Week of 210222

WLCG Operations Call details
General Information
Best practices for scheduled downtimes
Monday

WLCG Operations Call details

At CERN the meeting room is 513-R-068.

For remote participation we use Zoom: https://cern.zoom.us/j/99591482961
- The pass code is provided on the wlcg-operations list.
- You can contact the wlcg-ops-coord-chairpeople list (at cern.ch) if you do not manage to subscribe.

General Information

The purpose of the meeting is:
- to report significant operational issues (i.e. issues which can or did degrade experiment or site operations) which are ongoing or were resolved after the previous meeting;
- to announce or schedule interventions at Tier-1 sites;
- to inform about recent or upcoming changes in the experiment activities or systems having a visible impact on sites;
- to provide important news about the middleware;
- to communicate any other information considered interesting for WLCG operations.
The meeting should run from 15:00 Geneva time until 15:20, exceptionally to 15:30.
The SCOD rota for the next few weeks is at ScodRota
Whenever a particular topic needs to be discussed at the operations meeting requiring information from sites or experiments, it is highly recommended to announce it by email to wlcg-scod@cernSPAMNOTNOSPAMPLEASE.ch to allow the SCOD to make sure that the relevant parties have the time to collect the required information, or invite the right people at the meeting.

Best practices for scheduled downtimes

Best practices for scheduled downtimes

Monday

Attendance:

local:
remote: Alberto (Monitoring), Andrew P (NL-T1), Andrew (TRIUMF), Ankur (Computing), Borja (Chair, Monitoring), Christoph (CMS), Concezio (LHCb), Daniel (Security), Daniele (CNAF), David B (IN2P3-CC), David C (ATLAS), Dave (FNAL), Darren (RAL), Jens (NDGF), Julia (WLCG), Maarten (ALICE), Marian (Monitoring, Network), Pepe (PIC), Petr (ATLAS), Xavier (KIT), Xin (BNL)

Experiments round table:

ATLAS reports (raw view) -
- Stable production - few sites with electrical / cooling issues
  - OSG yaml topology format gives sites to much freedom to make mistakes
  - Problems matching OSG downtimes with ATLAS CRIC resources
- Network issues
  - INFN-T1 - AGLT2 high number of stuck transfers (GGUS:150642) together with BoL FTS 3.9.x issue FTS-1491 caused 100% transfer failures from TAPE - AGLT2 moved to fts3-pilot
  - CERN non-LHCONE subnets - Australia-ATLAS routing problems (GGUS:150596)
- ARC-CE 6.10.1 is not compatible with HTCondor nordugrid job submission
  - HTCondor unable to obtain job status from ARC-CE: "The job's remote status is unknown"
  - ATLAS kills jobs in unknown state after 4 hours

- Maarten suggested to open a ticket for OSG about the concerns from ATLAS
- Petr mentioned the big issue is the flexibility and that it allows for sites to submit information wrongly
- Julia requested a pointer to an open ticket about the issue, so WLCG can coordinate some effort to contact the OSG operations

CMS reports (raw view) -
- Continued high activity
  - ~300k cores (250k production & 50k analysis)
- No major problems

ALICE
- NTR

LHCb reports (raw view) -
- Activity:
  - MC and WG productions; User jobs.
- Issues:
  - CERN: ticket (GGUS:150647) for checksum issues, in progress
  - Migration to CTA might start next week, and we might stop CASTOR this week
  - Submissions to HTCondorCEs not anymore problematic (some tweaking on our side)

- Petr asked if LHCb uses TPC in push or pull model, since ATLAS does it in pull using EOS without issues
- Concezio will ask and take into consideration the comment from ATLAS

Sites / Services round table:

ASGC: NC
BNL: NTR
CNAF: NTR
EGI: NC
FNAL: NTR
IN2P3: NTR
JINR: NTR
KISTI:
KIT:
- Network downtime on Thursday unfortunately was not as smooth as we had hoped.
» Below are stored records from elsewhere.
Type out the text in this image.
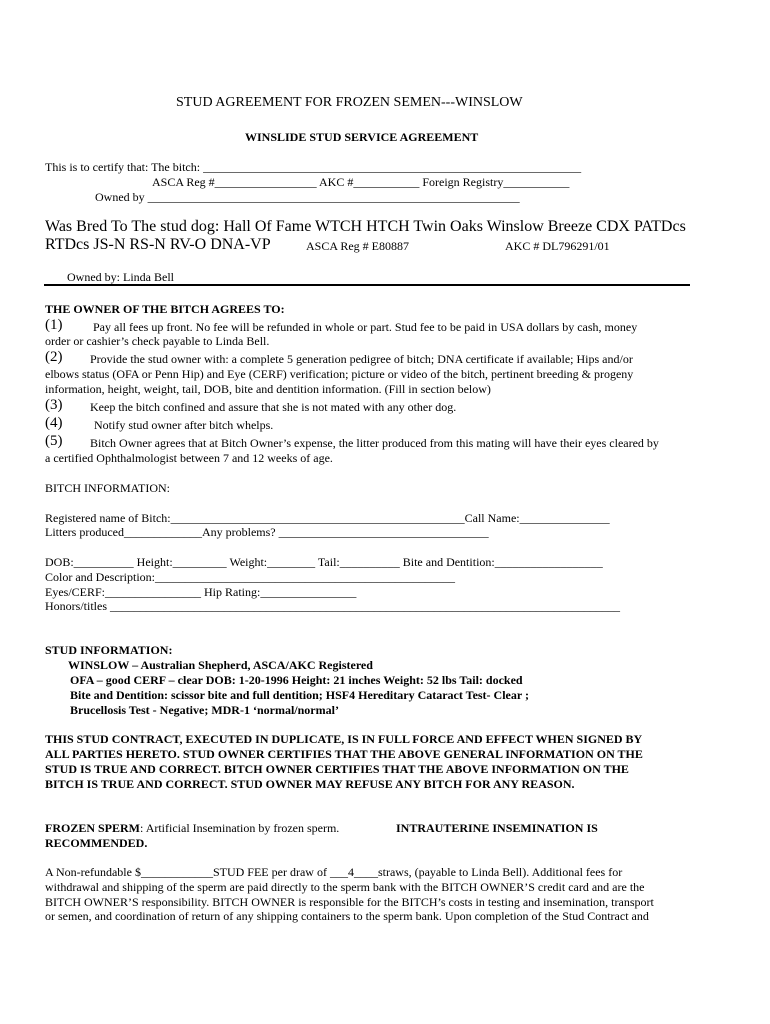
STUD AGREEMENT FOR FROZEN SEMEN---WINSLOW
WINSLIDE STUD SERVICE AGREEMENT
This is to certify that: The bitch: _______________________________________________________________
ASCA Reg #_________________ AKC #___________ Foreign Registry___________
Owned by ______________________________________________________________
Was Bred To The stud dog: Hall Of Fame WTCH HTCH Twin Oaks Winslow Breeze CDX PATDcs
RTDcs JS-N RS-N RV-O DNA-VP	ASCA Reg # E80887	AKC # DL796291/01
Owned by: Linda Bell
THE OWNER OF THE BITCH AGREES TO:
(1)	Pay all fees up front. No fee will be refunded in whole or part. Stud fee to be paid in USA dollars by cash, money
order or cashier’s check payable to Linda Bell.
(2) Provide the stud owner with: a complete 5 generation pedigree of bitch; DNA certificate if available; Hips and/or
elbows status (OFA or Penn Hip) and Eye (CERF) verification; picture or video of the bitch, pertinent breeding & progeny
information, height, weight, tail, DOB, bite and dentition information. (Fill in section below)
(3) Keep the bitch confined and assure that she is not mated with any other dog.
(4)	Notify stud owner after bitch whelps.
(5) Bitch Owner agrees that at Bitch Owner’s expense, the litter produced from this mating will have their eyes cleared by
a certified Ophthalmologist between 7 and 12 weeks of age.
BITCH INFORMATION:
Registered name of Bitch:_________________________________________________Call Name:_______________
Litters produced_____________Any problems? ___________________________________
DOB:__________ Height:_________ Weight:________ Tail:__________ Bite and Dentition:__________________
Color and Description:__________________________________________________
Eyes/CERF:________________ Hip Rating:________________
Honors/titles _____________________________________________________________________________________
STUD INFORMATION:
WINSLOW – Australian Shepherd, ASCA/AKC Registered
OFA – good CERF – clear DOB: 1-20-1996 Height: 21 inches Weight: 52 lbs Tail: docked
Bite and Dentition: scissor bite and full dentition; HSF4 Hereditary Cataract Test- Clear ;
Brucellosis Test - Negative; MDR-1 ‘normal/normal’
THIS STUD CONTRACT, EXECUTED IN DUPLICATE, IS IN FULL FORCE AND EFFECT WHEN SIGNED BY
ALL PARTIES HERETO. STUD OWNER CERTIFIES THAT THE ABOVE GENERAL INFORMATION ON THE
STUD IS TRUE AND CORRECT. BITCH OWNER CERTIFIES THAT THE ABOVE INFORMATION ON THE
BITCH IS TRUE AND CORRECT. STUD OWNER MAY REFUSE ANY BITCH FOR ANY REASON.
FROZEN SPERM: Artificial Insemination by frozen sperm.	INTRAUTERINE INSEMINATION IS
RECOMMENDED.
A Non-refundable $____________STUD FEE per draw of ___4____straws, (payable to Linda Bell). Additional fees for
withdrawal and shipping of the sperm are paid directly to the sperm bank with the BITCH OWNER’S credit card and are the
BITCH OWNER’S responsibility. BITCH OWNER is responsible for the BITCH’s costs in testing and insemination, transport
or semen, and coordination of return of any shipping containers to the sperm bank. Upon completion of the Stud Contract and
The downtime had to be extended into the evening and one border router was brought into an "unsafe state". We asked Cisco for support and on Saturday we got the advice to reboot the machine, which was done, but still there were some issues that only could be resolved today.
- ATLAS transfer errors (GGUS:150665) explained by Rucio misconfiguration: Too many recall requests were submitted, which lead to many timeouts.
NDGF: NTR
NL-T1: Nikhef: still working on the arc-ce issues reported last week.
NRC-KI: NC
OSG: NC
PIC: NTR
RAL: NTR
TRIUMF: NTR

CERN computing services: NTR
CERN storage services: NC
CERN databases: NC
GGUS: NTR
Monitoring:
- Distributed final SiteMon availability/reliability reports for January 2021
- Migration of SiteMon job to CRIC scheduled for Thursday OTG:0062075
  - Original target was last week (delayed due to some inconsistencies found in CRIC)
  - Will probably be postponed until 1st of March to start from a fresh month
- SAM/ETF - issues with job submission to multiple sites running ARC-CEs via gsiftp/HTCondor-G (Prague, Nikhef, UAM, ECDF, DESY, Lunarc, KIAE) - mostly for ATLAS but also for CMS (for some sites only certain endpoints impacted).
  - Following successful job submission there is a job evicted event reported in the HTCondor-G job log, so it looks like jobs are disappearing.
  - Looking into this further with the help from Nikhef has shown that the jobs are actually running fine, but the status is not propagated correctly.
  - All works fine if using ARC-CE's AREX interface. This issue is not impacting A/R numbers (it increases the unknown fraction; there are no errors reported).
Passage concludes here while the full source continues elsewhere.